NMR spectra have great power in describing macromolecules at the atomic level when collected in 2, 3 or even 4 dimensions. Each dimension represents a different kind of information (say, nucleus type, location in a repeating unit of the polymer, distance from another nucleus) – so multiple-dimension spectra are data-heavy but help isolate specific atomic groups really well. The information in each dimension is actually frequency information – it is the frequency of each atom in the molecule. The down-side is these spectra take a long time to acquire. In fact, to acquire 3 and 4 dimensional data, experiments are usually shortened by not acquiring an ideal number of samples. That is, most of the dimensions are truncated in time which leads to poor frequency discrimination in that dimension.

Now, each dimension beyond the first dimension is acquired slowly for a number of technical reasons I wont discuss here. However, lets say that in one of these dimensions we would ideally like to acquire N points, but we really only have time to acquire N/4 points. This means our frequency resolution will drop 4 times. For further technical reasons, our frequency resolution is not just a function of N but also a function of some time delays between the sampled points. These time delays (we call them evolution delays) are actually very fast, its just that the time between when we can collect these points is slow (blah blah blah – further technical reason). This means we don’t have to wait a long time to actually collect the Nth point above, it just takes a long time to get to N because we must collect 1, 2, 3… N-2, N-1, N points along the way. This is a window of opportunity here if we can actually skip points and quickly get to the Nth point and maintain the same high frequency resolution expected when collecting all N points.

This can be done and in NMR and is called non-uniform sampling. It is also a type of compressed sensing.

##### Compressed Sensing: Collecting some data and discarding most.

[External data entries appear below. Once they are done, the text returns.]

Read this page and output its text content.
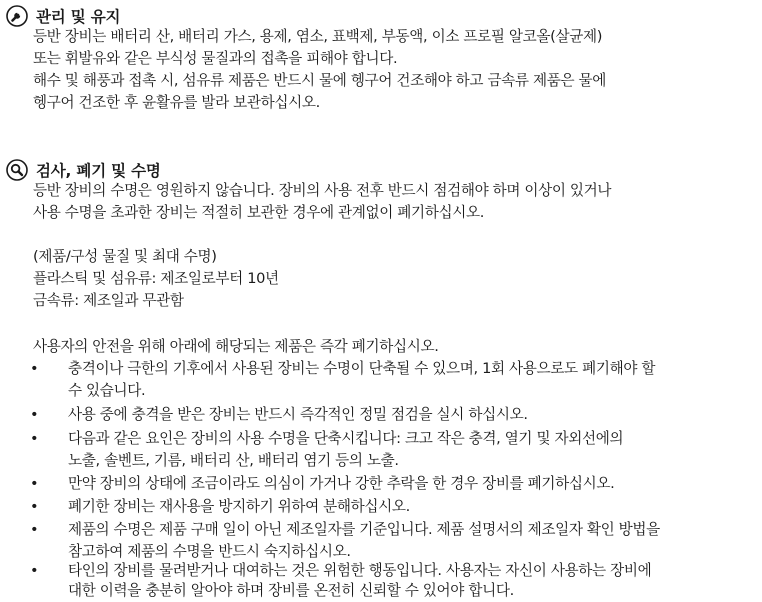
관리 및 유지
등반 장비는 배터리 산, 배터리 가스, 용제, 염소, 표백제, 부동액, 이소 프로필 알코올(살균제)
또는 휘발유와 같은 부식성 물질과의 접촉을 피해야 합니다.
해수 및 해풍과 접촉 시, 섬유류 제품은 반드시 물에 헹구어 건조해야 하고 금속류 제품은 물에
헹구어 건조한 후 윤활유를 발라 보관하십시오.
검사, 폐기 및 수명
등반 장비의 수명은 영원하지 않습니다. 장비의 사용 전후 반드시 점검해야 하며 이상이 있거나
사용 수명을 초과한 장비는 적절히 보관한 경우에 관계없이 폐기하십시오.
(제품/구성 물질 및 최대 수명)
플라스틱 및 섬유류: 제조일로부터 10년
금속류: 제조일과 무관함
사용자의 안전을 위해 아래에 해당되는 제품은 즉각 폐기하십시오.
• 충격이나 극한의 기후에서 사용된 장비는 수명이 단축될 수 있으며, 1회 사용으로도 폐기해야 할
수 있습니다.
• 사용 중에 충격을 받은 장비는 반드시 즉각적인 정밀 점검을 실시 하십시오.
• 다음과 같은 요인은 장비의 사용 수명을 단축시킵니다: 크고 작은 충격, 열기 및 자외선에의
노출, 솔벤트, 기름, 배터리 산, 배터리 염기 등의 노출.
• 만약 장비의 상태에 조금이라도 의심이 가거나 강한 추락을 한 경우 장비를 폐기하십시오.
• 폐기한 장비는 재사용을 방지하기 위하여 분해하십시오.
• 제품의 수명은 제품 구매 일이 아닌 제조일자를 기준입니다. 제품 설명서의 제조일자 확인 방법을
참고하여 제품의 수명을 반드시 숙지하십시오.
• 타인의 장비를 물려받거나 대여하는 것은 위험한 행동입니다. 사용자는 자신이 사용하는 장비에
대한 이력을 충분히 알아야 하며 장비를 온전히 신뢰할 수 있어야 합니다.
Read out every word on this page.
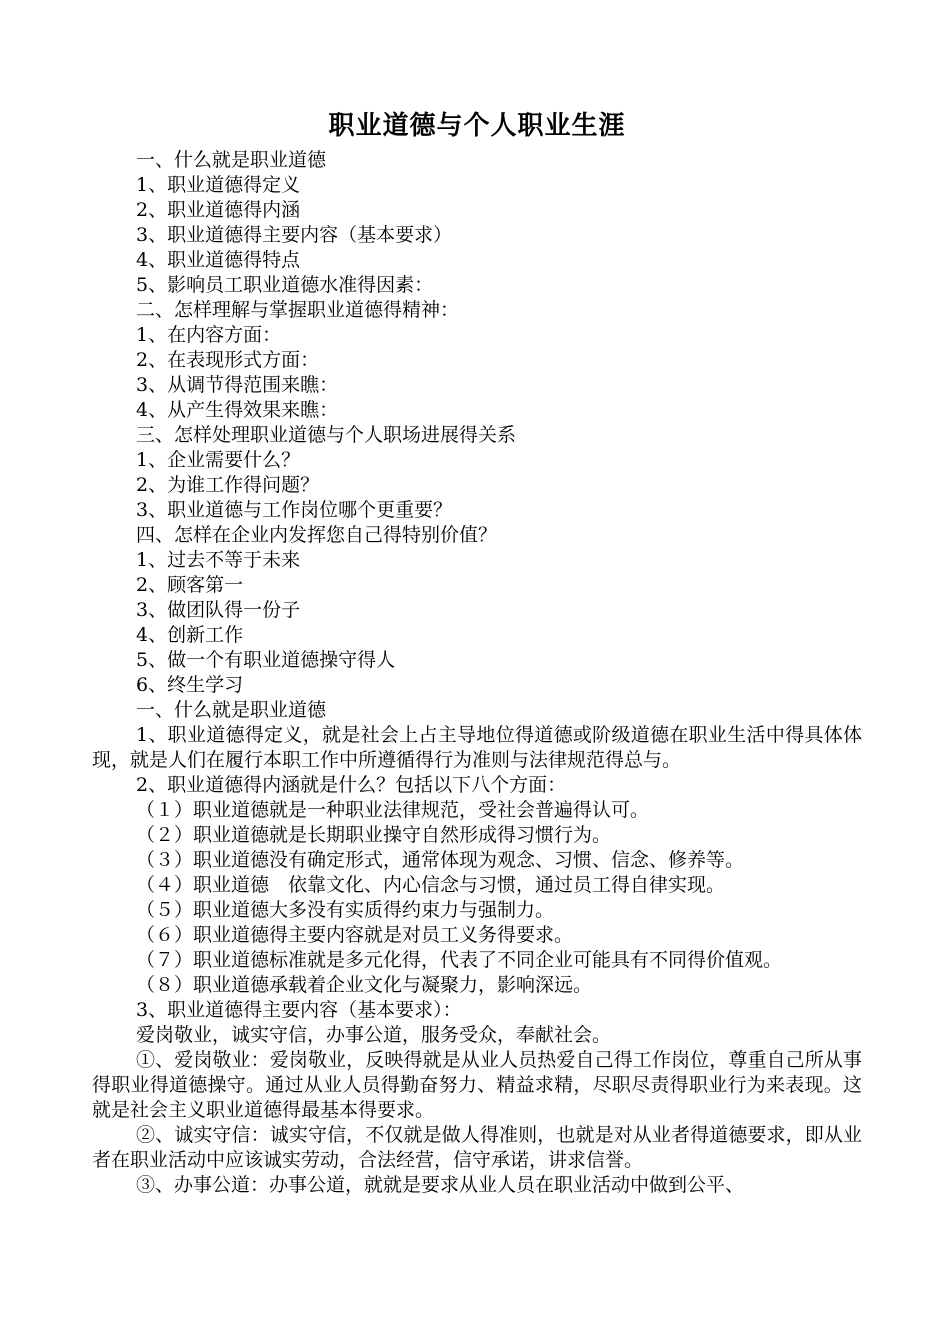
职业道德与个人职业生涯

一、什么就是职业道德

1、职业道德得定义

2、职业道德得内涵

3、职业道德得主要内容（基本要求）

4、职业道德得特点

5、影响员工职业道德水准得因素：

二、怎样理解与掌握职业道德得精神：

1、在内容方面：

2、在表现形式方面：

3、从调节得范围来瞧：

4、从产生得效果来瞧：

三、怎样处理职业道德与个人职场进展得关系

1、企业需要什么？

2、为谁工作得问题？

3、职业道德与工作岗位哪个更重要？

四、怎样在企业内发挥您自己得特别价值？

1、过去不等于未来

2、顾客第一

3、做团队得一份子

4、创新工作

5、做一个有职业道德操守得人

6、终生学习

一、什么就是职业道德

1、职业道德得定义，就是社会上占主导地位得道德或阶级道德在职业生活中得具体体现，就是人们在履行本职工作中所遵循得行为准则与法律规范得总与。

2、职业道德得内涵就是什么？包括以下八个方面：

（１）职业道德就是一种职业法律规范，受社会普遍得认可。

（２）职业道德就是长期职业操守自然形成得习惯行为。

（３）职业道德没有确定形式，通常体现为观念、习惯、信念、修养等。

（４）职业道德　依靠文化、内心信念与习惯，通过员工得自律实现。

（５）职业道德大多没有实质得约束力与强制力。

（６）职业道德得主要内容就是对员工义务得要求。

（７）职业道德标准就是多元化得，代表了不同企业可能具有不同得价值观。

（８）职业道德承载着企业文化与凝聚力，影响深远。

3、职业道德得主要内容（基本要求）：

爱岗敬业，诚实守信，办事公道，服务受众，奉献社会。

①、爱岗敬业：爱岗敬业，反映得就是从业人员热爱自己得工作岗位，尊重自己所从事得职业得道德操守。通过从业人员得勤奋努力、精益求精，尽职尽责得职业行为来表现。这就是社会主义职业道德得最基本得要求。

②、诚实守信：诚实守信，不仅就是做人得准则，也就是对从业者得道德要求，即从业者在职业活动中应该诚实劳动，合法经营，信守承诺，讲求信誉。

③、办事公道：办事公道，就就是要求从业人员在职业活动中做到公平、
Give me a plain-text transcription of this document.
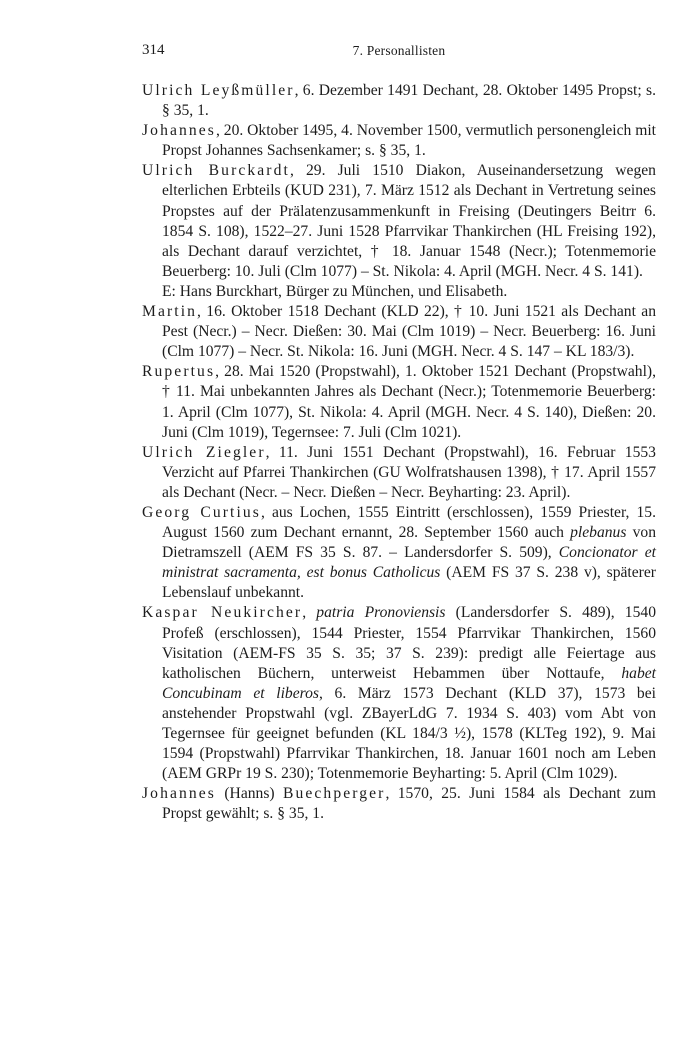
314	7. Personallisten

Ulrich Leyßmüller, 6. Dezember 1491 Dechant, 28. Oktober 1495 Propst; s. § 35, 1.

Johannes, 20. Oktober 1495, 4. November 1500, vermutlich personengleich mit Propst Johannes Sachsenkamer; s. § 35, 1.

Ulrich Burckardt, 29. Juli 1510 Diakon, Auseinandersetzung wegen elterlichen Erbteils (KUD 231), 7. März 1512 als Dechant in Vertretung seines Propstes auf der Prälatenzusammenkunft in Freising (Deutingers Beitrr 6. 1854 S. 108), 1522–27. Juni 1528 Pfarrvikar Thankirchen (HL Freising 192), als Dechant darauf verzichtet, † 18. Januar 1548 (Necr.); Totenmemorie Beuerberg: 10. Juli (Clm 1077) – St. Nikola: 4. April (MGH. Necr. 4 S. 141).

E: Hans Burckhart, Bürger zu München, und Elisabeth.

Martin, 16. Oktober 1518 Dechant (KLD 22), † 10. Juni 1521 als Dechant an Pest (Necr.) – Necr. Dießen: 30. Mai (Clm 1019) – Necr. Beuerberg: 16. Juni (Clm 1077) – Necr. St. Nikola: 16. Juni (MGH. Necr. 4 S. 147 – KL 183/3).

Rupertus, 28. Mai 1520 (Propstwahl), 1. Oktober 1521 Dechant (Propstwahl), † 11. Mai unbekannten Jahres als Dechant (Necr.); Totenmemorie Beuerberg: 1. April (Clm 1077), St. Nikola: 4. April (MGH. Necr. 4 S. 140), Dießen: 20. Juni (Clm 1019), Tegernsee: 7. Juli (Clm 1021).

Ulrich Ziegler, 11. Juni 1551 Dechant (Propstwahl), 16. Februar 1553 Verzicht auf Pfarrei Thankirchen (GU Wolfratshausen 1398), † 17. April 1557 als Dechant (Necr. – Necr. Dießen – Necr. Beyharting: 23. April).

Georg Curtius, aus Lochen, 1555 Eintritt (erschlossen), 1559 Priester, 15. August 1560 zum Dechant ernannt, 28. September 1560 auch plebanus von Dietramszell (AEM FS 35 S. 87. – Landersdorfer S. 509), Concionator et ministrat sacramenta, est bonus Catholicus (AEM FS 37 S. 238 v), späterer Lebenslauf unbekannt.

Kaspar Neukircher, patria Pronoviensis (Landersdorfer S. 489), 1540 Profeß (erschlossen), 1544 Priester, 1554 Pfarrvikar Thankirchen, 1560 Visitation (AEM-FS 35 S. 35; 37 S. 239): predigt alle Feiertage aus katholischen Büchern, unterweist Hebammen über Nottaufe, habet Concubinam et liberos, 6. März 1573 Dechant (KLD 37), 1573 bei anstehender Propstwahl (vgl. ZBayerLdG 7. 1934 S. 403) vom Abt von Tegernsee für geeignet befunden (KL 184/3 ½), 1578 (KLTeg 192), 9. Mai 1594 (Propstwahl) Pfarrvikar Thankirchen, 18. Januar 1601 noch am Leben (AEM GRPr 19 S. 230); Totenmemorie Beyharting: 5. April (Clm 1029).

Johannes (Hanns) Buechperger, 1570, 25. Juni 1584 als Dechant zum Propst gewählt; s. § 35, 1.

Several techniques have been developed to allow collection of data out to distance points without having to collect all the points in between. Programmatically it is fairly easy to get an NMR spectrometer to do this. The problem lies in processing the data into a spectrum that contains few, if any, significant artifacts. The regular FFT (Fast Fourier Transform), for example, can be used by simply setting the non-collected data points to zero. This however results in significant artifacts. The problem is how to reconstruct the missing data and minimize the artifacts. Compressed sensing (CS) is a theory that describes a way to do this. Originally CS was developed for image processing but it has successfully been applied to NMR data. Assuming signals are sparse (true for NMR data) and that noise is not significant (mostly true for NMR data), compressed sensing algorithms can reconstruct the skipped data.